Gleichzeitig sollten sich diejenigen, die immer noch behaupten, dass es keinen wirklichen Diebstahl von arabischem Land gegeben hat, daran erinnern, dass im Jahr 1946, dem Jahr der letzten Erhebung, nur 6 Prozent des unter britischem Mandat stehenden Territoriums Palästinas von der zionistischen Bewegung "legal" erworben worden waren [14]. Außerdem sollte man sich daran erinnern, wer ursprünglich die gegen die Zivilbevölkerung gerichteten Terrormethoden nach Palästina importiert hat (man denke nur an die wahllose Gewaltanwendung der Irgun, die ihre Sprengsätze auf Märkten oder in von Arabern frequentierten Postämtern zu platzieren pflegte) [15]. Und es ist auch erwähnenswert, dass die Zionisten bereits vor dem von der UNO ausgearbeiteten Teilungsprojekt den so genannten "Dalet-Plan" ausgearbeitet hatten, der die rasche Annexion von Gebieten vorsah, die die UNO der arabischen Komponente zugewiesen hätte.

Damit ist auch klar, dass die Lösung "zwei Völker, zwei Staaten" im Wesentlichen nicht durchführbar ist.
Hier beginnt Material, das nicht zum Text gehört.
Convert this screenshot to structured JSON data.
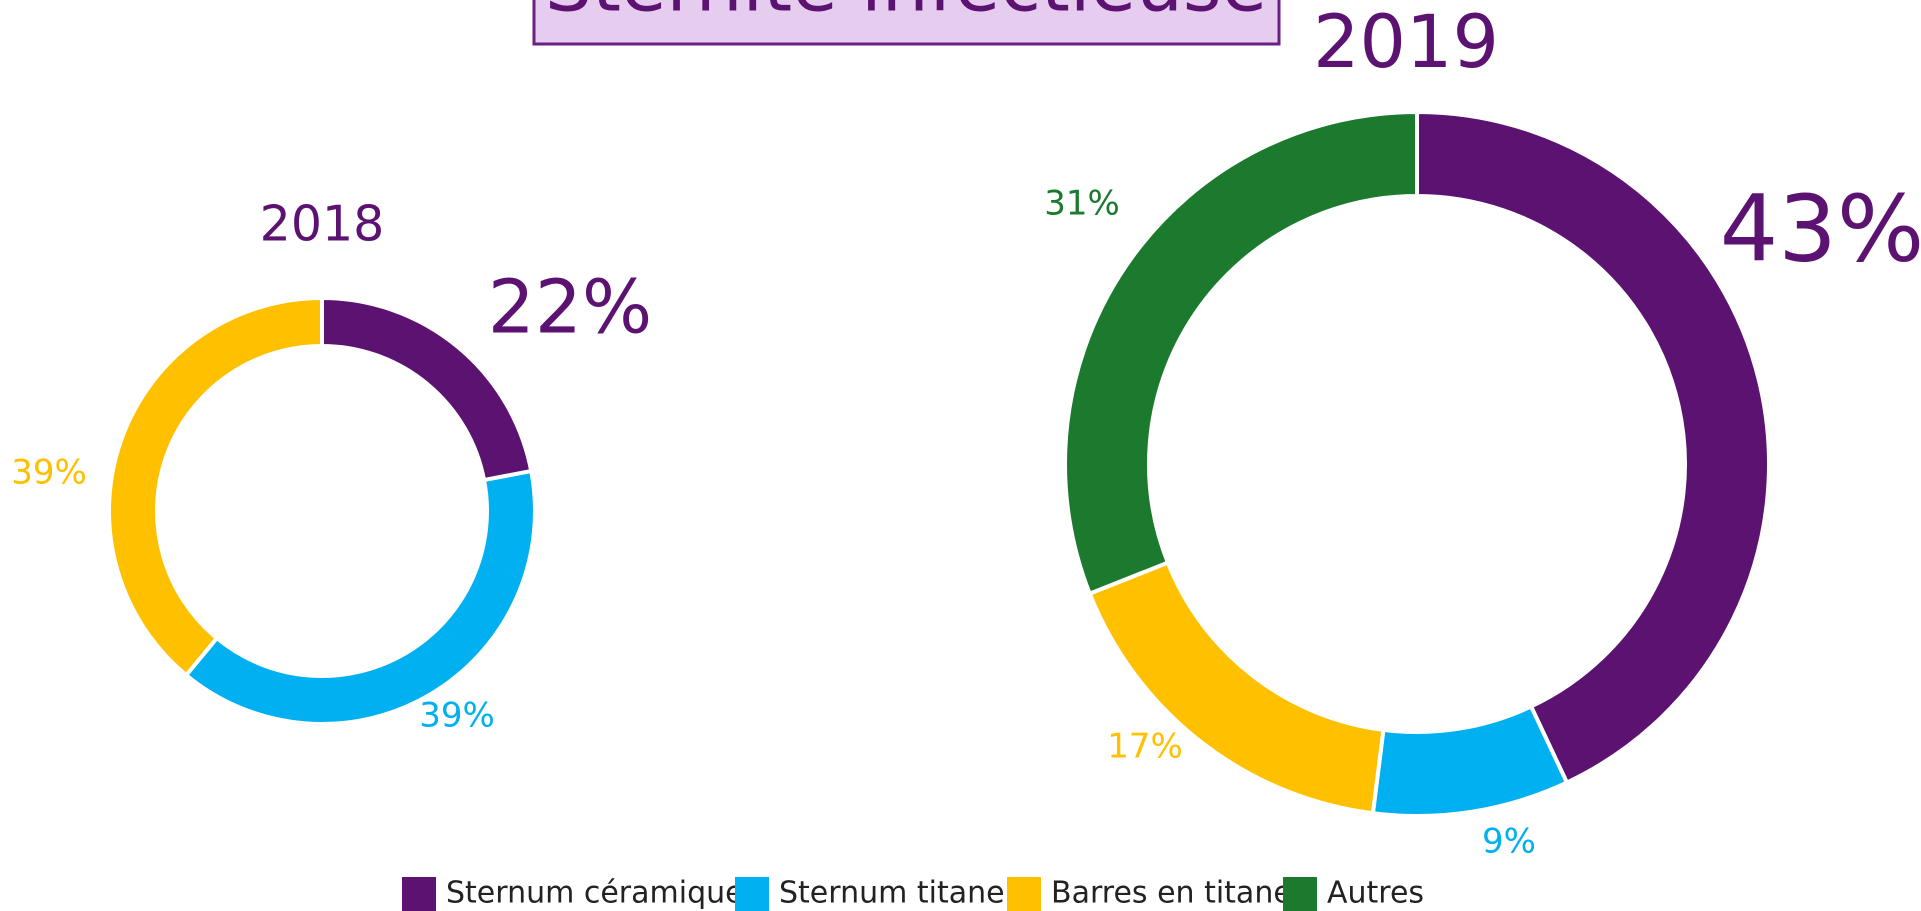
{
  "chart_data": [
    {
      "type": "pie",
      "title": "Sternite infectieuse",
      "subtitle": "2018",
      "categories": [
        "Sternum céramique",
        "Sternum titane",
        "Barres en titane"
      ],
      "values": [
        22,
        39,
        39
      ],
      "value_labels": [
        "22%",
        "39%",
        "39%"
      ],
      "colors": [
        "#5b1271",
        "#00b0f0",
        "#ffc000"
      ],
      "donut": true
    },
    {
      "type": "pie",
      "subtitle": "2019",
      "categories": [
        "Sternum céramique",
        "Sternum titane",
        "Barres en titane",
        "Autres"
      ],
      "values": [
        43,
        9,
        17,
        31
      ],
      "value_labels": [
        "43%",
        "9%",
        "17%",
        "31%"
      ],
      "colors": [
        "#5b1271",
        "#00b0f0",
        "#ffc000",
        "#1b7a2e"
      ],
      "donut": true,
      "legend": "bottom"
    }
  ]
}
Heute prallen in Palästina zwei völlig polarisierte und unvereinbare Weltanschauungen aufeinander: die profitorientierte Zivilisation eines entwurzelten "Pseudo-Volkes" (ein Produkt der Vermischung verschiedener ethnischer Gruppen), das bei seiner Wiederverwurzelung lediglich eine bloße Nachahmung westlicher Modelle hervorgebracht hat (und sich als Zivilisation des Geistes präsentiert, die im Land und in der Tradition verwurzelt ist und sich "stur" weigert, davon abzuweichen). Der Zusammenstoß bleibt unvermeidlich, und zwar aus der einfachen historischen Tatsache heraus, dass Israel, das sich heute als peripheres Anhängsel des von den Amerikanern angeführten westlichen Imperiums präsentiert, die Last der Grenze auf sich nimmt, d.h. der Bruchlinie zwischen verschiedenen Zivilisationen, die immer durch die latente Präsenz von Konfliktformen gekennzeichnet ist.

Fussnoten:

[1] Siehe Il declino USA e l'asse islamico-confuciano, 20. September 2020, www.eurasia-rivista.com.
[2] Siehe Gerusalemme e Resistenza, 13. Mai 2021, www.eurasia-rivista.com.
[3] Siehe Flut von Waffen in die Ukraine weckt die Angst vor Waffenschmuggel, www.washingtonpost.com.
[4] Siehe Russlands Tschetschenienkriege 1994-2000. Lektion aus dem Kampf in den Städten, www.rand.org.
[5] Siehe Westjordanland: 2023 ist das tödlichste Jahr für palästinensische Kinder. Bis zu 38 Minderjährige getötet, mehr als einmal pro Woche, 18. September 2023, www.savethechildren.it.
[6] Madawi al-Rasheed, Storia dell'Arabia Saudita, Bompiani, Mailand 2004, S. 170-79.
[7] Inhalt C. Mutti, Introduzione a R. Coudroy, Ho vissuto la resistenza palestinese, Passaggio al Bosco, Firenze 2017.
[8] Siehe Israele mobilisiert 300.000 Soldaten für die Offensive im Gaza-Streifen, 11. Oktober 2023, www.analisidifesa.it.
[9] Siehe Biden, ein altgedienter Freund Israels, www.timesofisrael.com.
[10] Enthalten in A. Marzano, Storia dei sionismi. Lo Stato degli ebrei da Herzl ad oggi, Carocci editore, Rom 2017, S. 78.
[11] Ibidem, S. 49.
[12] A. Colla, Cent'anni di improntitudine, "Eurasia. Rivista di studi geopolitici" 1/2018.
[13] Geschichte des Zionismus, ivi cit. S. 71.
[14] L. Kamal, Imperial perceptions of Palestine. British influence and power in late Ottoman times, Tauris, Londra 2015, S. 68.
[15] Siehe C. Schindler, The land beyond promise. Israel, Likud und der zionistische Traum, Tauris, Londra 2002, S. 27-35.